Rating: Thumb typing gets 34 per cent faster for tablet users
The traditional QWERTY was designed for a specific purpose – the typewriter. So researchers at three separate institutions: – the University of St Andrews; the Max Planck Institute for Informatics and Montana Tech have done what researchers do. And come up with a KALQ keyboard – created especially to make it easy for tablet users to ‘type’ on a touchscreen using their thumbs. The trio claim that using the KALQ, thumb typing can become 34 per cent faster.
The new system has been dubbed KALQ, after the order the keys appear in the keyboard.
That’s the same kind of naming convention which gave us the QWERTY keyboard.
To devise KALQ, the team used computational optimisation techniques, in conjunction with a model of thumb movement, to search among millions of potential layouts.
“The legacy of QWERTY has trapped users with suboptimal text entry interfaces on mobile devices,” explained Dr Per Ola Kristensson, a lecturer in Human Computer Interaction in the School of Computer Science at the University of St Andrews [Scotland].

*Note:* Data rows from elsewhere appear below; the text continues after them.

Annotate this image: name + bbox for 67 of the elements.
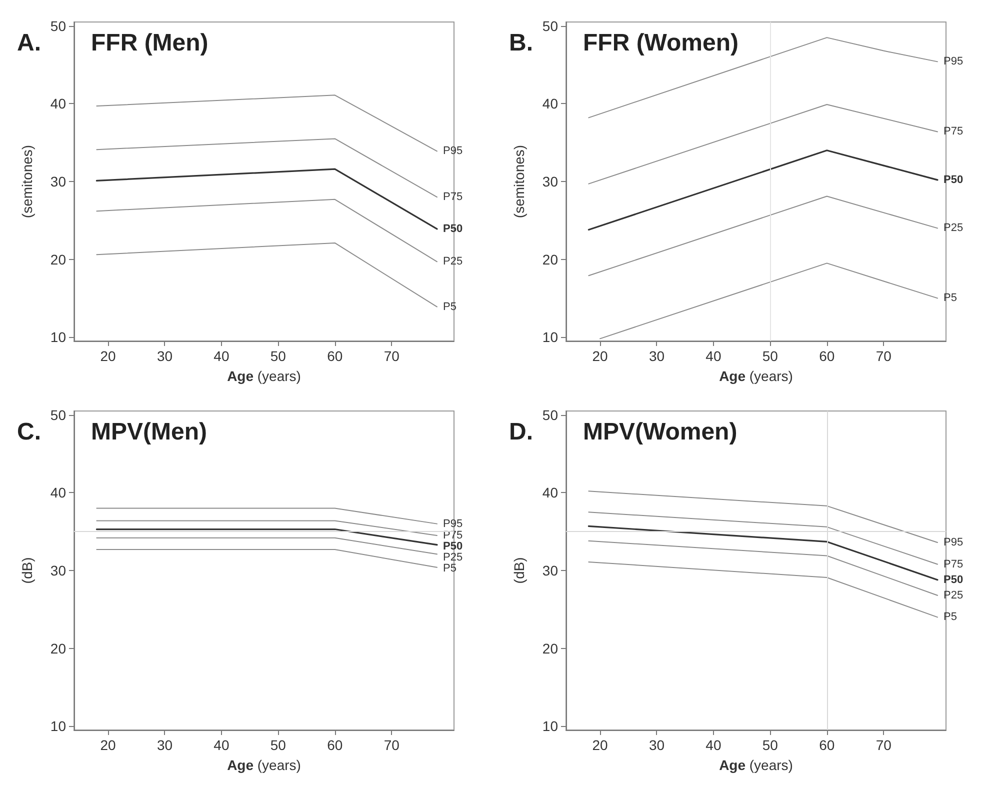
- y-axis-title: (dB): [19, 557, 35, 584]
- x-tick-label: 30: [648, 737, 665, 753]
- series-label: P95: [442, 145, 463, 158]
- y-tick-label: 30: [50, 174, 66, 190]
- y-tick-label: 10: [542, 718, 558, 734]
- y-tick-label: 40: [50, 96, 66, 112]
- series-label: P5: [943, 611, 957, 624]
- x-tick-label: 40: [214, 737, 230, 753]
- series-label: P5: [442, 300, 456, 313]
- x-tick-label: 70: [876, 737, 892, 753]
- series-label: P75: [943, 558, 964, 570]
- series-label: P95: [442, 518, 463, 530]
- series-label: P5: [943, 292, 957, 304]
- x-tick-label: 60: [819, 348, 835, 364]
- y-axis-title: (dB): [511, 557, 527, 584]
- x-tick-label: 30: [156, 348, 173, 364]
- y-tick-label: 40: [542, 484, 558, 501]
- y-axis-title: (semitones): [19, 144, 35, 218]
- series-label: P50: [442, 222, 463, 235]
- x-axis-title: Age (years): [227, 368, 301, 384]
- y-tick-label: 20: [50, 640, 66, 656]
- x-tick-label: 20: [592, 348, 608, 364]
- series-label: P25: [943, 222, 964, 234]
- y-tick-label: 10: [50, 329, 66, 346]
- x-tick-label: 70: [384, 348, 400, 364]
- y-tick-label: 10: [542, 329, 558, 346]
- y-tick-label: 40: [542, 96, 558, 112]
- series-label: P50: [943, 174, 964, 186]
- x-tick-label: 20: [100, 737, 116, 753]
- y-tick-label: 30: [542, 562, 558, 578]
- x-axis-title: Age (years): [719, 757, 793, 773]
- x-tick-label: 30: [648, 348, 665, 364]
- x-tick-label: 50: [762, 737, 778, 753]
- y-tick-label: 20: [542, 640, 558, 656]
- x-axis-title: Age (years): [719, 368, 793, 384]
- x-tick-label: 50: [270, 348, 286, 364]
- y-tick-label: 40: [50, 484, 66, 501]
- series-label: P50: [943, 574, 964, 586]
- x-tick-label: 40: [706, 348, 722, 364]
- series-label: P50: [442, 540, 463, 552]
- y-tick-label: 10: [50, 718, 66, 734]
- series-label: P5: [442, 562, 456, 574]
- series-label: P25: [442, 256, 463, 268]
- series-label: P75: [442, 191, 463, 204]
- x-tick-label: 20: [592, 737, 608, 753]
- series-label: P25: [943, 589, 964, 602]
- series-label: P95: [943, 56, 964, 68]
- x-tick-label: 40: [214, 348, 230, 364]
- x-tick-label: 20: [100, 348, 116, 364]
- x-tick-label: 30: [156, 737, 173, 753]
- x-tick-label: 70: [384, 737, 400, 753]
- y-tick-label: 20: [50, 251, 66, 268]
- y-tick-label: 30: [542, 174, 558, 190]
- x-tick-label: 70: [876, 348, 892, 364]
- series-label: P95: [943, 536, 964, 548]
- x-tick-label: 50: [270, 737, 286, 753]
- x-tick-label: 50: [762, 348, 778, 364]
- series-label: P25: [442, 551, 463, 564]
- x-tick-label: 40: [706, 737, 722, 753]
- x-axis-title: Age (years): [227, 757, 301, 773]
- x-tick-label: 60: [819, 737, 835, 753]
- y-axis-title: (semitones): [511, 144, 527, 218]
- y-tick-label: 20: [542, 251, 558, 268]
- series-label: P75: [943, 126, 964, 138]
- y-tick-label: 30: [50, 562, 66, 578]
- x-tick-label: 60: [327, 737, 343, 753]
- x-tick-label: 60: [327, 348, 343, 364]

Two-thumb typing is ergonomically very different from typing on a physical keyboard.
By contrast, the QWERTY layout is ill-suited for tablets and other touchscreen devices when typing with both thumbs.
The researchers established that normal users using a QWERTY on a touchscreen device (such as a tablet) are limited to typing at a rate around 20 words per minute.
This is significantly slow compared to the entry rates users can typically achieve on physical keyboards.
By rearranging the keys on the keyboard layout it is possible enable faster thumb typing.
However, the researchers quickly realised that slight changes of the layout, like exchanging a few keys, would not be sufficient for a significant improvement.
Dr Antti Oulasvirta, a senior Researcher at the Max Planck Institute for Informatics in Germany, said, “The key to optimising a keyboard for two thumbs is to minimise long typing sequences that only involve a single thumb.”
Oulasvirta added, “It is also important to place frequently used letter keys centrally close to each other.”
Experienced typists move their thumbs simultaneously – while one thumb is selecting a particular key, the other thumb is approaching its next target.
In the new keyboard KALQ, all vowels, with the exception of the letter ‘y’ (which can be regarded as both a vowel and a consonant), are placed in the area assigned to the right thumb, whereas the left thumb is assigned more keys.
Participants in the user study were trained to move their thumbs simultaneously.
With these improvements, users were able to reach 37 words per minute.
This is the highest ever reported entry rate for two-thumb typing on touchscreen devices.
The good news is that KALQ will soon be available as a free app for Android-based smartphones.